11th Attorney General of Ghana
- In office 1 October 1981 – 31 December 1981
- President: Hilla Limann
- Preceded by: Joe Reindorf
- Succeeded by: George Emmanuel Kwesi Aikins

Personal details
- Education: University of London; Gray's Inn;

= Archibald Lartey Djabatey =

Ghanaian politician

Archibald Lartey Djabatey was a Ghanaian lawyer and former Attorney General of Ghana.

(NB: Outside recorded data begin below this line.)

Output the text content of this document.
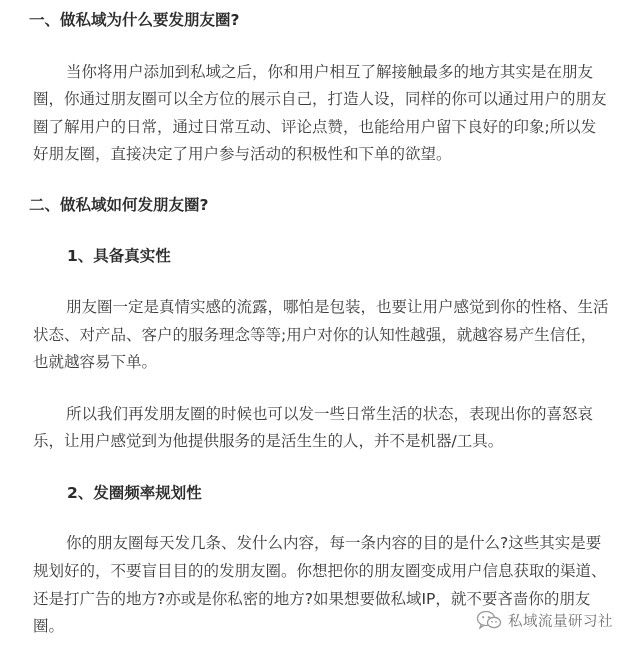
一、做私域为什么要发朋友圈?
当你将用户添加到私域之后，你和用户相互了解接触最多的地方其实是在朋友
圈，你通过朋友圈可以全方位的展示自己，打造人设，同样的你可以通过用户的朋友
圈了解用户的日常，通过日常互动、评论点赞，也能给用户留下良好的印象;所以发
好朋友圈，直接决定了用户参与活动的积极性和下单的欲望。
二、做私域如何发朋友圈?
1、具备真实性
朋友圈一定是真情实感的流露，哪怕是包装，也要让用户感觉到你的性格、生活
状态、对产品、客户的服务理念等等;用户对你的认知性越强，就越容易产生信任，
也就越容易下单。
所以我们再发朋友圈的时候也可以发一些日常生活的状态，表现出你的喜怒哀
乐，让用户感觉到为他提供服务的是活生生的人，并不是机器/工具。
2、发圈频率规划性
你的朋友圈每天发几条、发什么内容，每一条内容的目的是什么?这些其实是要
规划好的，不要盲目目的的发朋友圈。你想把你的朋友圈变成用户信息获取的渠道、
还是打广告的地方?亦或是你私密的地方?如果想要做私域IP，就不要吝啬你的朋友
圈。	私域流量研习社
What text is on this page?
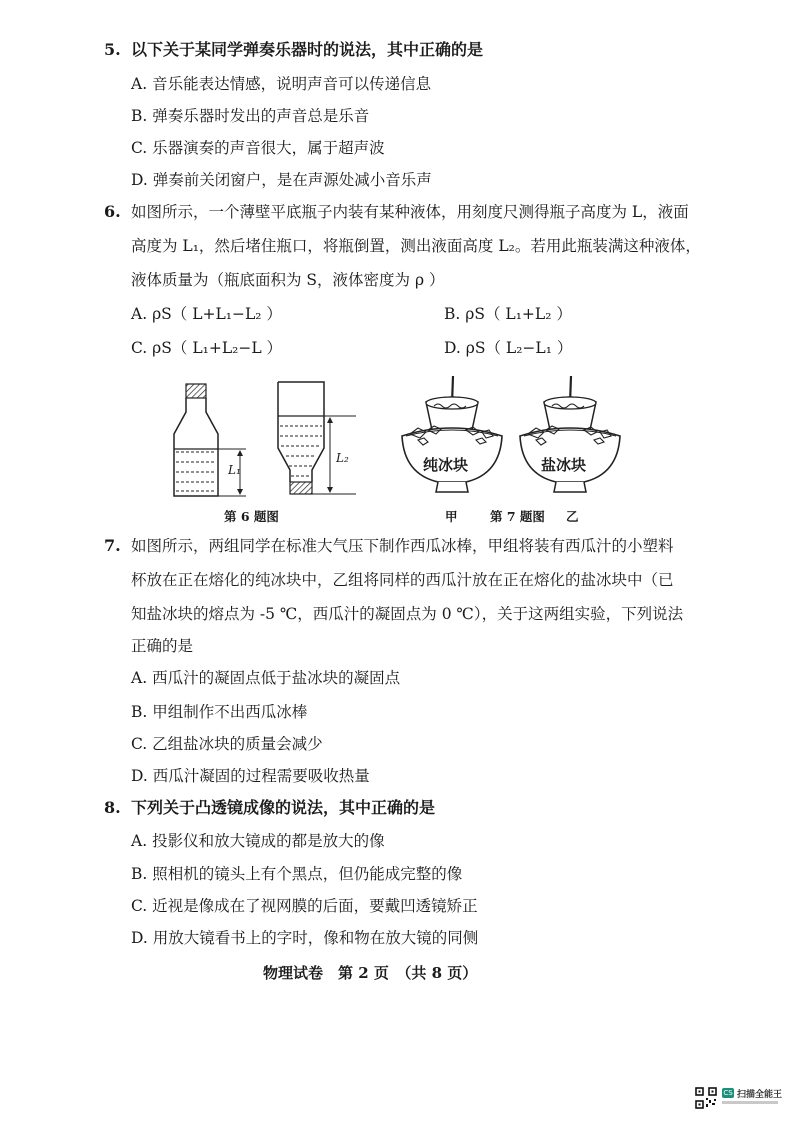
5. 以下关于某同学弹奏乐器时的说法，其中正确的是
A. 音乐能表达情感，说明声音可以传递信息
B. 弹奏乐器时发出的声音总是乐音
C. 乐器演奏的声音很大，属于超声波
D. 弹奏前关闭窗户，是在声源处减小音乐声
6. 如图所示，一个薄壁平底瓶子内装有某种液体，用刻度尺测得瓶子高度为 L，液面
高度为 L₁，然后堵住瓶口，将瓶倒置，测出液面高度 L₂。若用此瓶装满这种液体，
液体质量为（瓶底面积为 S，液体密度为 ρ ）
A. ρS（ L+L₁−L₂ ）	B. ρS（ L₁+L₂ ）
C. ρS（ L₁+L₂−L ）	D. ρS（ L₂−L₁ ）
L₁
L₂	纯冰块	盐冰块
第 6 题图	甲	第 7 题图 乙
7. 如图所示，两组同学在标准大气压下制作西瓜冰棒，甲组将装有西瓜汁的小塑料
杯放在正在熔化的纯冰块中，乙组将同样的西瓜汁放在正在熔化的盐冰块中（已
知盐冰块的熔点为 -5 ℃，西瓜汁的凝固点为 0 ℃），关于这两组实验，下列说法
正确的是
A. 西瓜汁的凝固点低于盐冰块的凝固点
B. 甲组制作不出西瓜冰棒
C. 乙组盐冰块的质量会减少
D. 西瓜汁凝固的过程需要吸收热量
8. 下列关于凸透镜成像的说法，其中正确的是
A. 投影仪和放大镜成的都是放大的像
B. 照相机的镜头上有个黑点，但仍能成完整的像
C. 近视是像成在了视网膜的后面，要戴凹透镜矫正
D. 用放大镜看书上的字时，像和物在放大镜的同侧
物理试卷　第 2 页　（共 8 页）
CS 扫描全能王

Djabatey hailed from Odumase Krobo in the Eastern Region of Ghana. He received his bachelor of laws degree from the University of London and was called to the Ghanaian Bar in 1964. Following his call to the bar, he subsequently became a State Attorney and later a Senior State Attorney. In 1979, during the third republic, he was appointed deputy Attorney General to the then Attorney General, Joe Reindorf. In 1980, when Joe Reindorf was moved to the Ministry of Local Government, Djabatey was elevated to the status of Attorney General and Minister of Justice. Following the overthrow of the Limann government on 31 December 1981, he was replaced by George Emmanuel Kwesi Aikens of the PNDC government. Djabatey then moved to the United Kingdom where he was called the English Bar at Gray's Inn in 1983. He practiced with a chamber in London in the proceeding years.